Et votre première lecture ?
À 16 ans j’ai découvert deux livres, deux auteurs, deux chocs ; “Junkie” de William S. Burroughs (j’étais fascinée par son protocole d’écriture et les sensations que ça provoquait en moi), et “Les poèmes” de William Blake qui m’ont interpellée sur sa posture quant aux questions de croyance et de religion.
Quelles musiques écoutez-vous ?
Pop musique – électro – rock indé — new wave — jazz – et de la musique classique : j’ai été bercée par cette musique dans le ventre de ma mère et j’ai fait 15 ans de piano…
Quel est le livre que vous aimez relire ?
C’est une histoire de moments ; quelques uns de mes livres de chevet : “Femmes qui courent avec les loups”, “Les villes invisibles”, “Le livre de l’intranquillité”.
Quel film vous fait pleurer ?
Celui qui révèle un endroit de ma vulnérabilité … hors contexte, je suis incapable d’en citer un.
Quand vous vous regardez dans un miroir qui voyez-vous ?
Une femme aux héritages culturels et familiaux forts, qui s’émancipe de toute autorité et devient responsable, de la sphère intime et jusqu’au politique.
A qui n’avez-vous jamais osé écrire ?
Au ministre de la Justice mais votre question va sans doute être un moteur.
Quel(le) ville ou lieu a pour vous valeur de mythe ?
L’île de Procida. C’est le lieu dont est originaire la famille de ma mère. J’ai découvert un lieu qui réunissait tout ce que j’affectionne. Que ce soit environnemental, (naturel) ou culturel.
Quels sont les artistes et écrivains dont vous vous sentez le plus proche ?

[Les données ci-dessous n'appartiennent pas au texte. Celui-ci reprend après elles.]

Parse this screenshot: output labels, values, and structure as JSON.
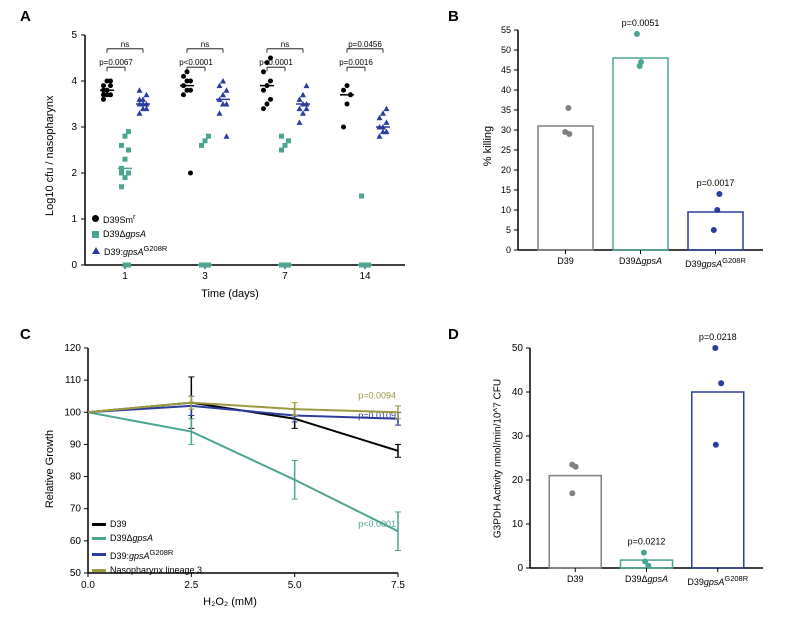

Le plus proche de ma démarche : en film documentaire : Christophe Bisson – pour les sujets qu’il choisit, la façon dont il filme ses personnages et son travail de montage. Je viens de découvrir l’oeuvre de Jhafis Quintero dans l’exposition « Libres » à laquelle je participe au Centre d’Art Contemporain d’Yverdon-les-Bains. Je retrouve dans sa création le moteur et la thématique qui animent notre création à tous les deux, même si nos histoires et nos processus de travail sont différents. Enfin, et pour finir avec l’écriture, je me suis totalement retrouvée, reconnue dans le livre Femmes hors normes de Barbara Polla. Et “De la maladie” de Susan Sontag.
Les plus proches de ma sensibilité (et de mon cœur donc) en vrac : Nan Goldin, Antoine d’Agata, Stéphane Lavoué, Francis Bacon, Gerhard Richter, Marina Abramovic, Beckett, Arthaud, Sarah Kane, Perec, Alain Cavalier, Caravage, Rembrandt et mille autres.
Qu’aimeriez-vous recevoir pour votre anniversaire ?
La présence et les gestes tendres de toutes celles et ceux qui sont importants pour moi
Que défendez-vous ?
La singularité et l’humanisme.
Que vous inspire la phrase de Lacan : “L’Amour c’est donner quelque chose qu’on n’a pas à quelqu’un qui n’en veut pas”?
Autant faire quelque chose pour soi !
Que pensez-vous de celle de W. Allen : “La réponse est oui mais quelle était la question ?
Elle induit une ouverture et évoque tous les possibles à venir. Je trouve très beau son côté inconditionnel.
Quelle question ai-je oublié de vous poser ?
Aucune idée. Quelle question avez vous oubliée ?
Présentation et entretien réalisés par jean-paul gavard-perret pour lelitteraire.com, le 26 novembre 2019.